The story behind Southern Cross that is slowly being exposed gets worse by the hour. We now know from research by the GMB, which represents nearly 11,000 staff employed by Southern Cross, that up to half of the properties at the 753 care homes were acquired by a company called NHP, of which the ultimate parent company is Delta Commercial Property. This is a company owned by the Qatar Investment Authority (QIA) and is registered in the Isle of Man. The financial returns for this company are consolidated within Libra No.2 Ltd, incorporated and registered in the Cayman Islands. Other corporate shareholders over the last decade have as their ultimate holding company RBS, Bank of New York, Barclays, JP Morgan Chase, Citigroup, Goldman Sachs, HSBC, Lloyds, Bank of America, Morgan Stanley, and Royal Bank of Canada – a rollcall of many of the world’s biggest banks.

When Blackstone floated Southern Cross in 2006 and sold its remaining share in early 2007, it made a profit of at least £600m, though The Times claims it made a total £2bn out of the deal. The float also enabled senior executives in Southern Cross personally to hit the jackpot and become instant millionaires.
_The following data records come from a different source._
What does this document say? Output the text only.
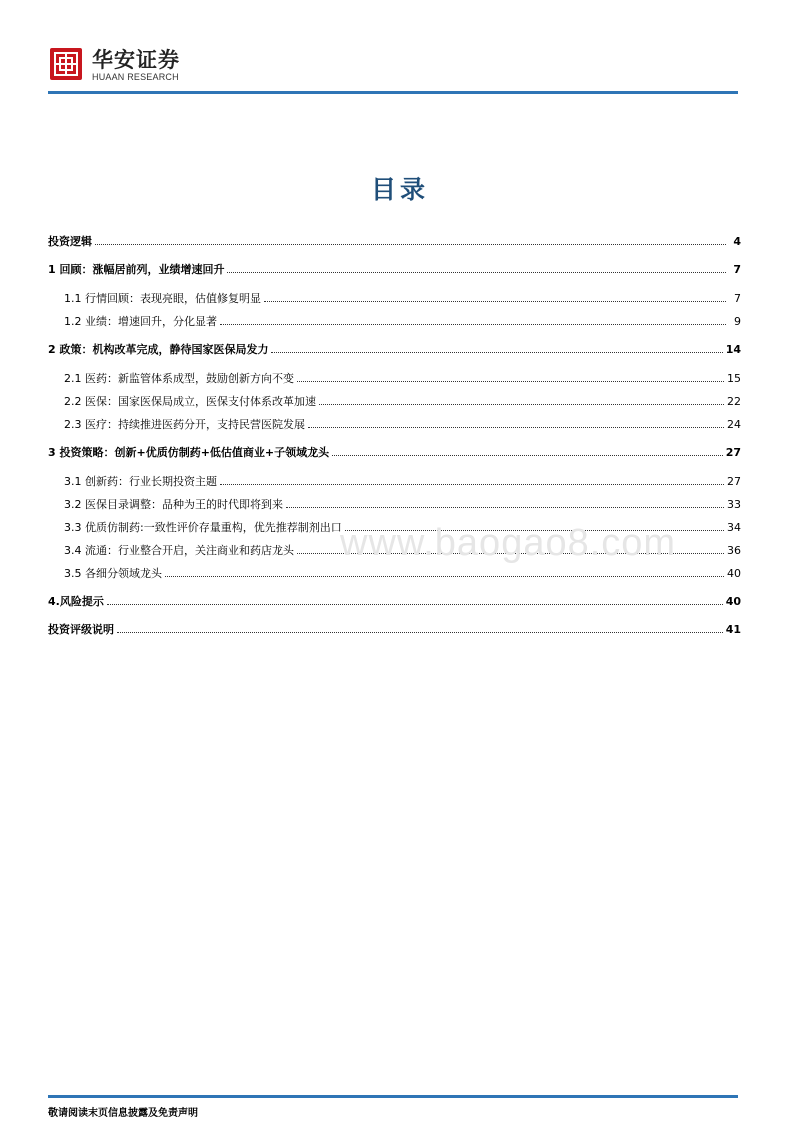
华安证券
HUAAN RESEARCH
目录
投资逻辑	4
1 回顾：涨幅居前列，业绩增速回升	7
1.1 行情回顾：表现亮眼，估值修复明显	7
1.2 业绩：增速回升，分化显著	9
2 政策：机构改革完成，静待国家医保局发力	14
2.1 医药：新监管体系成型，鼓励创新方向不变	15
2.2 医保：国家医保局成立，医保支付体系改革加速	22
2.3 医疗：持续推进医药分开，支持民营医院发展	24
3 投资策略：创新+优质仿制药+低估值商业+子领域龙头	27
3.1 创新药：行业长期投资主题	27
3.2 医保目录调整：品种为王的时代即将到来	33
3.3 优质仿制药:一致性评价存量重构，优先推荐制剂出口	34
3.4 流通：行业整合开启，关注商业和药店龙头	36
3.5 各细分领域龙头	40
4.风险提示	40
投资评级说明	41
www.baogao8.com
敬请阅读末页信息披露及免责声明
The chief executive pocketed nearly £13m, the group operations director £12m, and the group finance director £9m.

After private equity and the top management had cleaned up on the assets of the company when the share price hit its peak of £6.06 in November 2007, the share value shortly after fell off a cliff in the next 6 months down to 78p, from which it has never recovered (it is now just 6.3p). This collapse has been made worse by the sky-high rents charged by 80 landlords who own the freeholds – GMB estimates they are at least £100m more per year than market-clearing levels. Moreover there is continuing tax avoidance on the income from those rents as the funds are channelled to off-shore tax havens. Thus the public funds intended to pay for the care of 31,000 frail and elderly residents in Southern Cross care homes are in fact being used to pay the interest on the £1.1bn bonds raised by the Qatar Investment Authority when they bought the care home buildings from the private equity company in 2006.

Now the financial engineers have cleaned up and the greedy and gullible investors who followed them have been panned, the residents, many in their 90s, are left insecure and helpless as market forces play out. There could not be a more telling demonstration of why the market, and in particular private equity, is totally unfitted to social care as well as health and other vital services. And what has the government done about this since the warnings of impending collapse first appeared 3 months ago? Nothing. If government can afford over £700bn bailing out the banks, it can certainly afford a miniscule proportion of that sum funding local authorities to take over and run any failed Southern Cross homes. That is the issue at the heart of this matter: are the workings of the market paramount or the safety and seuvival of 31,000 helpless old people?